3.       Siente al niño de manera que pueda tener la mejor recepción posible del sonido de Vd. y de sus compañeros. Tenga en cuenta que con o sin audífonos, la distancia del que habla es un factor significativo para la comprensión de lo que se dice.

 

4.       Reduzca en la medida de lo posible el nivel de ruidos en clase, varias veces a lo largo del día, con el fin de darle al niño o adolescente un respiro. Los audífonos no seleccionan los sonidos, de ahí que el ruido ambiental pueda causar una cierta tensión a los niños con este tipo de prótesis.

 

5.       Hable con un tono natural de voz. Evite chillar. Chillar distorsiona el sonido de manera notable.

 

6.       Procure que el niño o niña no se sienta avergonzado por no haber entendido algo y explíquele su confusión de manera inmediata.

 

7.       No piense que los audífonos son como gafas graduadas que, llevándolas se corrige el defecto. Ningún audífono está libre de distorsión de sonido. Ninguno permitirá oír a un niño o adolescente igual que si tuviera una audición normal. No piense que el deficiente auditivo puede con sus prótesis oír los sonidos importantes e ignorar los ruidos ambientales como hacen los niños oyentes.

 

8.       Tenga en cuenta que el alumno/a deficiente auditivo puede oír peor cuando ha tenido catarro, anginas o dolor de oídos. Una. sordera temporal puede así sumarse a su ya permanente pérdida auditiva. Las condiciones climáticas también pueden influir en estas fluctuaciones del nivel de audición.
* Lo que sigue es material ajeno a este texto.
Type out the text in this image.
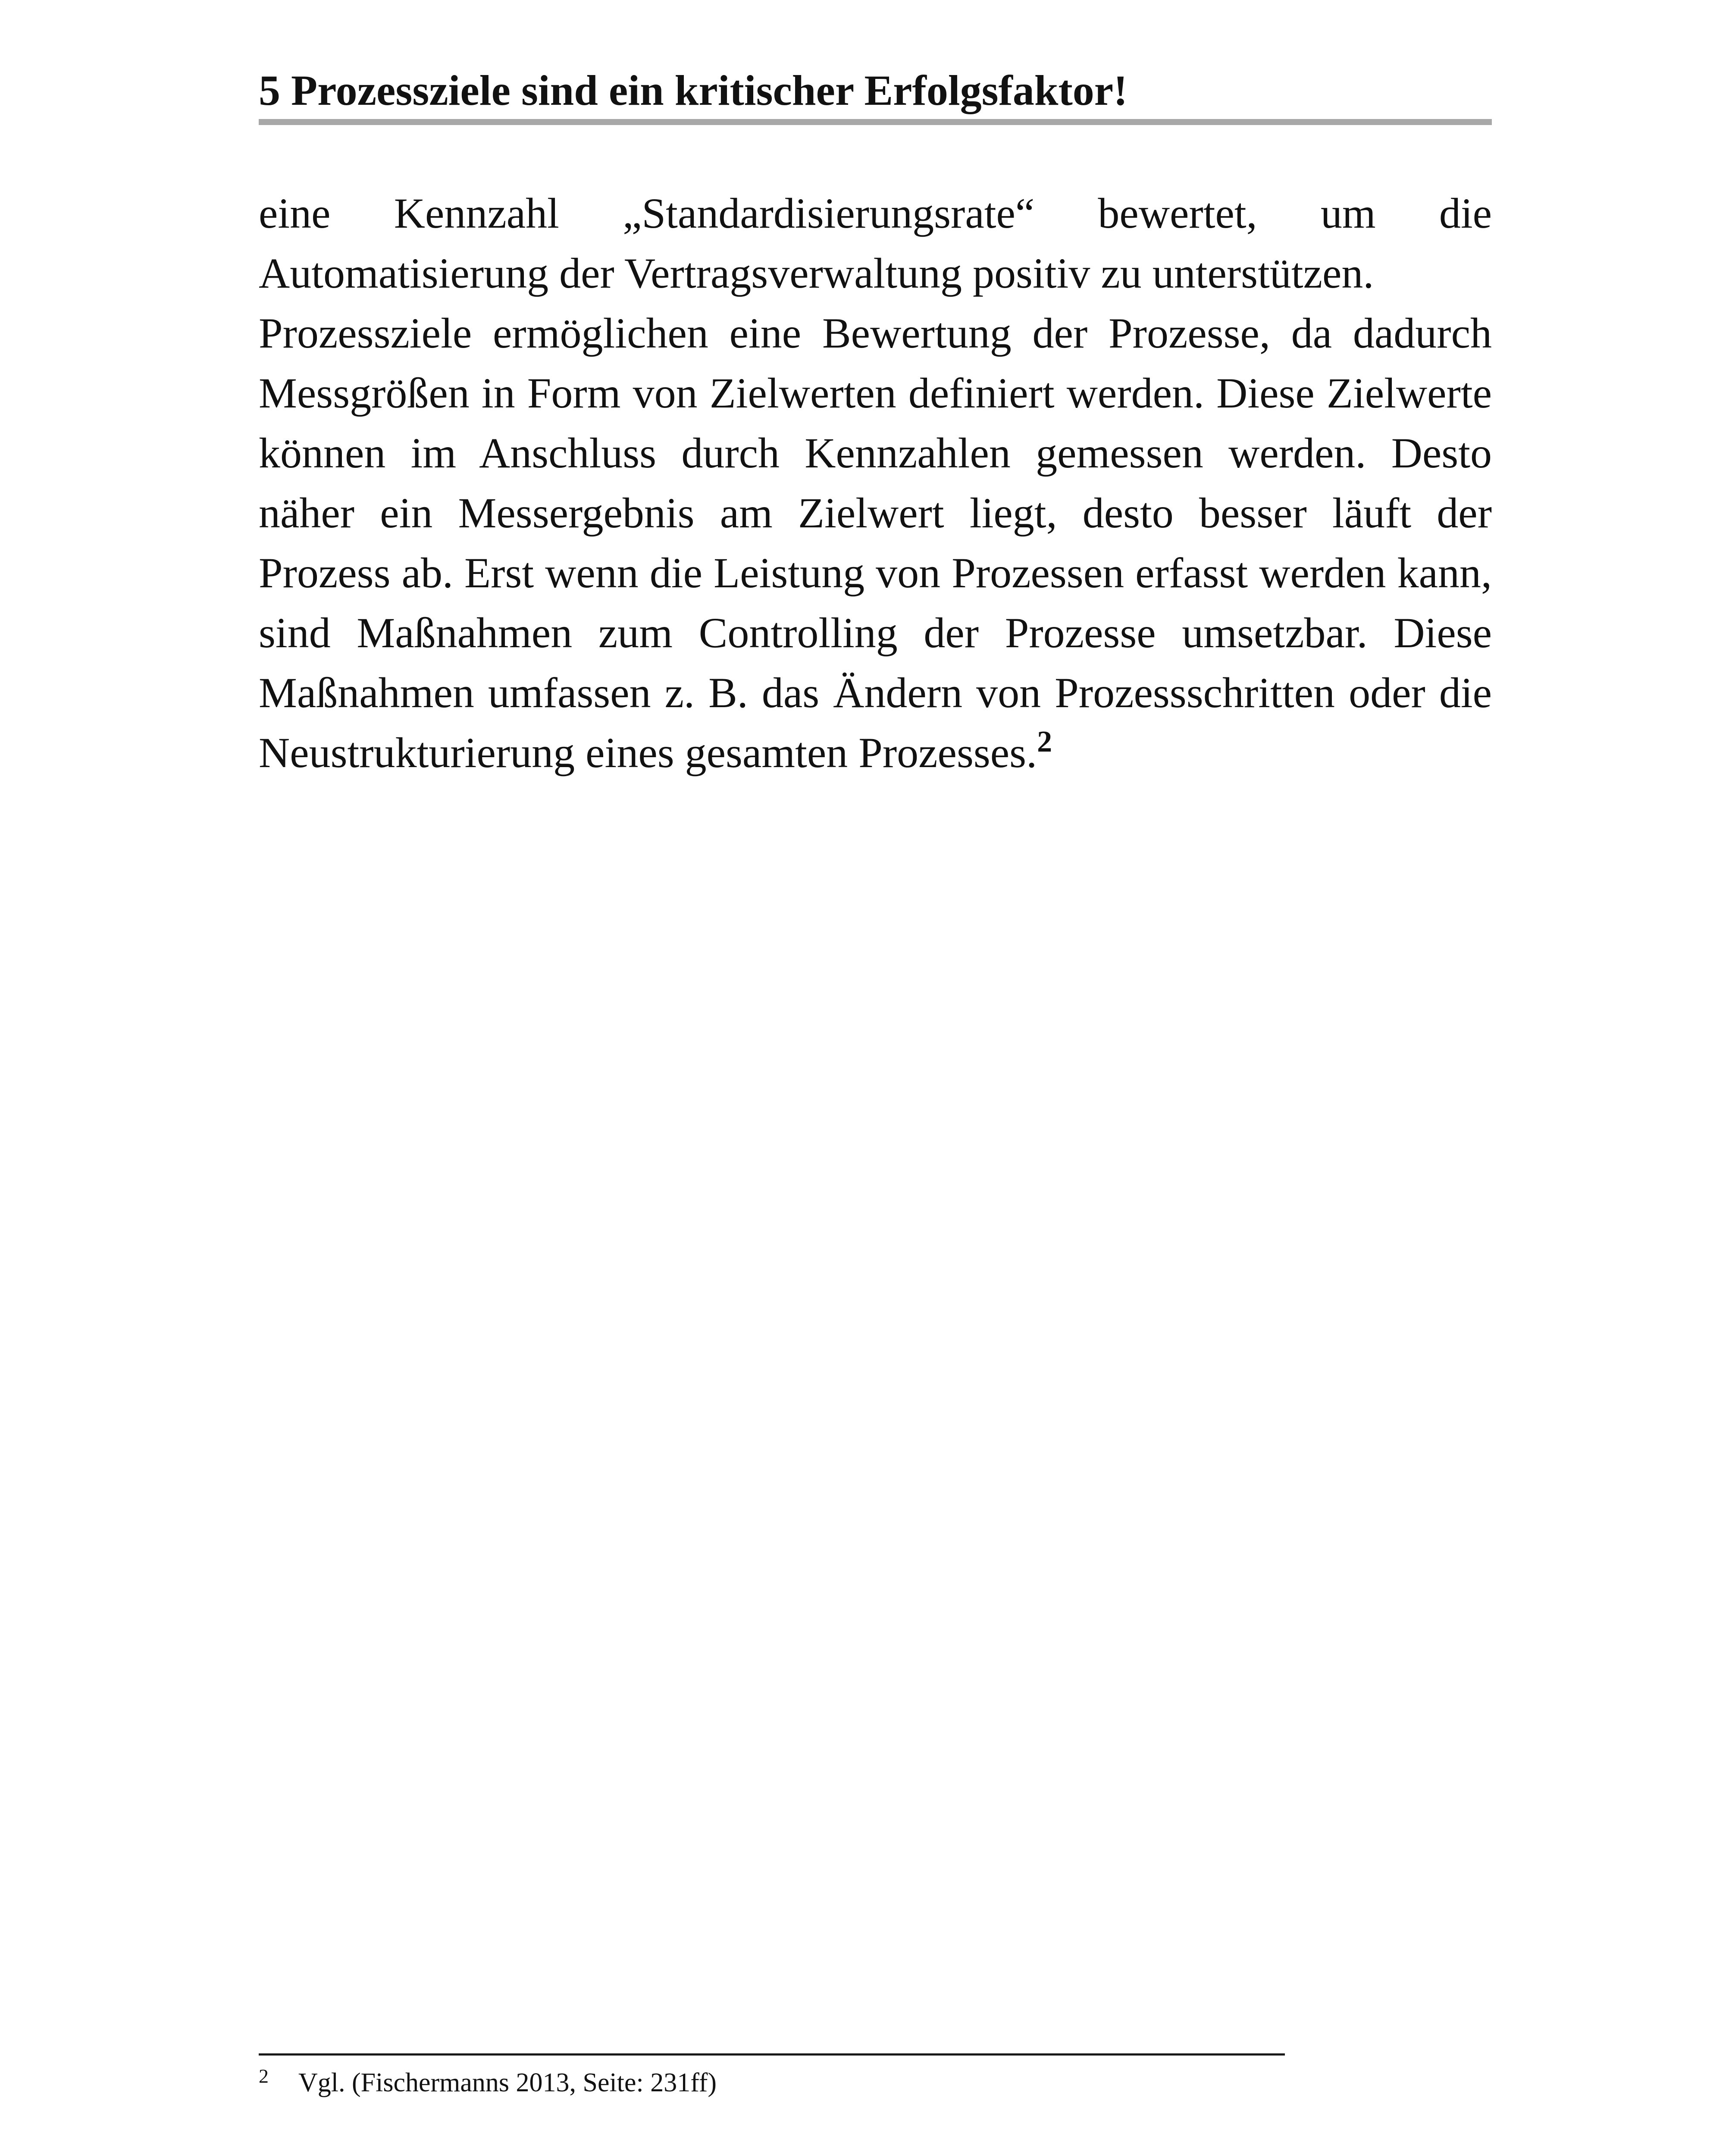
5 Prozessziele sind ein kritischer Erfolgsfaktor!

eine Kennzahl „Standardisierungsrate“ bewertet, um die
Automatisierung der Vertragsverwaltung positiv zu unterstützen.

Prozessziele ermöglichen eine Bewertung der Prozesse, da dadurch Messgrößen in Form von Zielwerten definiert werden. Diese Zielwerte können im Anschluss durch Kennzahlen gemessen werden. Desto näher ein Messergebnis am Zielwert liegt, desto besser läuft der Prozess ab. Erst wenn die Leistung von Prozessen erfasst werden kann, sind Maßnahmen zum Controlling der Prozesse umsetzbar. Diese Maßnahmen umfassen z. B. das Ändern von Prozessschritten oder die Neustrukturierung eines gesamten Prozesses.$^2$

2 Vgl. (Fischermanns 2013, Seite: 231ff)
Si nota que la audición del niño ha descendido considerablemente, no deje de avisar a los padres.

 

9.       Recuerde, además, que las alergias, las estaciones, ciertos alimentos y el estrés ambiental pueden alterar temporalmente la capacidad auditiva.

 

 

V. CÓMO AYUDAR AL NIÑO CON UNA PÉRDIDA AUDITIVA A COMUNICARSE MEJOR A TRAVÉS DEL LENGUAJE HABLADO.

 

1.        La mayor parte de los niños deficientes auditivos no oyen muchos sonidos que nosotros oímos (especialmente, /s/ /f/ /z/). Es más, muchos sonidos los oyen distorsionados. De aquí que tengan dificultad para hablar correctamente y que necesiten logopedia.. Vd. puede ayudarle recordándole sonidos que olvide. No le interrumpa cuando hable. Déjele que termine y, entonces, infórmele de sus errores.

 

2.       Apláudale cuando repita correctamente los sonidos de las palabras que esté aprendiendo.

 

3.       Déle las mismas oportunidades de hablar que a sus compañeros de clase, si es posible.

 

4.       No acepte que el niño hable chillando o demasiado bajo. Con su ayuda puede aprender a modular la voz.

 

5.       No le haga sentirse inferior protegiéndole de sus errores.

 

6.       Seria conveniente explicar a los compañeros de clase del deficiente auditivo qué es la audición, qué una pérdida auditiva, y el papel que desempeñan los audífonos o las emisoras de FM. Así comprenderán mejor a su compañero e, incluso, podrán ayudarle.